Design is a thought activity: we should not replace it with a mere “optimizing” approach, because it’s from imperfections that talent emerges.
Communication and art have always maintained a close and important relationship. Where there is community there is a need to communicate, not only among individuals with one another, but also between the individual and the projection of that social body that we call institutions: public entities, guarantors and guardians of common values which constitute the very sense of community.
Art is actually the first and most important means of communication: the most effective. Not only has art always been a mirror of society, capable of revealing the hidden and deeper traits and therefore provide new interpretations of reality, often anticipating the direction society is going to take; art is also the most formidable experimental laboratory of languages, not only able to imagine new concepts to be expressed, but also new ways to express them. One skill that is even more valuable when it comes to giving real substance to intangible and abstract concepts, which are fundamental for the individual and for common life.
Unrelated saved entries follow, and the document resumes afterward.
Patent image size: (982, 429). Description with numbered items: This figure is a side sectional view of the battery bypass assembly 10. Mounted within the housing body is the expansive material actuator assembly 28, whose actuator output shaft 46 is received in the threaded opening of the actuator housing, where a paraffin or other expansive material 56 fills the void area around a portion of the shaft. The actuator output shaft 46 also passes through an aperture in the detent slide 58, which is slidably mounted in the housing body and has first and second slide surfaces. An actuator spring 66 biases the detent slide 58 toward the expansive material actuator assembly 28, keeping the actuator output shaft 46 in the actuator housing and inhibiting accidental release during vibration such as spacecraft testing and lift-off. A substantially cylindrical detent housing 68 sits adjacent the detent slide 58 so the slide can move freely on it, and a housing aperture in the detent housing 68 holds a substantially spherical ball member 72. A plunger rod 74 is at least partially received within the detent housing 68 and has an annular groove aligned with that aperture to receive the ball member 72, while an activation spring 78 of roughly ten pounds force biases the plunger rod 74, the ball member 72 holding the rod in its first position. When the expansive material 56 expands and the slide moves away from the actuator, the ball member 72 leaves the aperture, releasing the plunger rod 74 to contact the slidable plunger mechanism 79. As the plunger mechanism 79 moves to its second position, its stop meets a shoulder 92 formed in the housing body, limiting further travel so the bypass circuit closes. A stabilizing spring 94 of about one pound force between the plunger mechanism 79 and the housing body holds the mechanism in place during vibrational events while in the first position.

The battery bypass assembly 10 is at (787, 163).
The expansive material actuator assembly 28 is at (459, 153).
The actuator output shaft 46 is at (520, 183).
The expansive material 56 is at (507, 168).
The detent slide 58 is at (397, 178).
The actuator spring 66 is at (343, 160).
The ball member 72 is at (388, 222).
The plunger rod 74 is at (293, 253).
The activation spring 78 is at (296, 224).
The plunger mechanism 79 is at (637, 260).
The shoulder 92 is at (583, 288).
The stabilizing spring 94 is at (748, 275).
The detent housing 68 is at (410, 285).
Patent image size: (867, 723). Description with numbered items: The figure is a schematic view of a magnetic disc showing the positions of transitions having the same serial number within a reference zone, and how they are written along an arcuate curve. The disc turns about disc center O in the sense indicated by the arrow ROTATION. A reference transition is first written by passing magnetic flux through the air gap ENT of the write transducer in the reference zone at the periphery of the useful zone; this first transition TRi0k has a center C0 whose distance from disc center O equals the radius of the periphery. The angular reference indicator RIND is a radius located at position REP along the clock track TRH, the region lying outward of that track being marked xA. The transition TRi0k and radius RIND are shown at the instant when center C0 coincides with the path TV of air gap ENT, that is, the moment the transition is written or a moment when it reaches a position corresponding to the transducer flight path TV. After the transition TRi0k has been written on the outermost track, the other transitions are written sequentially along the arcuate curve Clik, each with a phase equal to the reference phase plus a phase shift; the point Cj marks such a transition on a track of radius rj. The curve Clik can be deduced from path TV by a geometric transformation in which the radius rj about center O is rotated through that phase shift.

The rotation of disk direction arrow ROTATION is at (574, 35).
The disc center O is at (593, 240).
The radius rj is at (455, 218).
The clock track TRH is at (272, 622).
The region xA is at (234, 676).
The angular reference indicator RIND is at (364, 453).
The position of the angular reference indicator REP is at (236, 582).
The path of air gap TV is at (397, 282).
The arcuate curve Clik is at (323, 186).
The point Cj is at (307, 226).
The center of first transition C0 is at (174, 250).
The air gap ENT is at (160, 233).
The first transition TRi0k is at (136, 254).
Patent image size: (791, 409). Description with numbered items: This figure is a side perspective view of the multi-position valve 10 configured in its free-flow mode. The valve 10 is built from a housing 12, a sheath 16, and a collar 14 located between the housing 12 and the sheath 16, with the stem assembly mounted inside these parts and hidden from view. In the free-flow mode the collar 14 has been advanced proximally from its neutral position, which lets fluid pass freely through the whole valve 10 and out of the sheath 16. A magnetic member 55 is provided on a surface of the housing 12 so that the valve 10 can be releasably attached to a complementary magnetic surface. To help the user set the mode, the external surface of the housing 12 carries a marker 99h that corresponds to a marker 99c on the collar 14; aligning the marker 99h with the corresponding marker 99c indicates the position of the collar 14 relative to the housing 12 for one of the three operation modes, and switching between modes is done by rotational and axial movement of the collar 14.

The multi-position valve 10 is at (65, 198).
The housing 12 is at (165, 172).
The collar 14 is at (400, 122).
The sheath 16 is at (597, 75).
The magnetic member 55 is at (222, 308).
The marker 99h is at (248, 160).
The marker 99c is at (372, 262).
Thanks to this vocation, during the past ages art was able to live and thrive in close contact with the public sphere for long, in its various incarnations: religious, political, economic. Such idea of civic art has its origins in the Mediterranean, with the Egyptian and Mesopotamian art first, with Greek and Roman ones then: and it could not be otherwise, because it is there that the institutional idea of a public, community dimension was born, in the form of polis or res publica, depending on the case.
It is exactly this idea of art that public communication should seek to address today, for renewing its languages as well as its contents and build that emotional involvement which is the foundation of the new relationship between citizens and institutions, not only guarantors and judges of the community, but subjects of a reciprocal fiduciary relationship. In short, there is a need for dialogue again, as in the past, between art and values, ethics and aesthetics. With a conviction: that even in the age of global communication we can ask courageous questions to art. To know where we are going, and starting from where.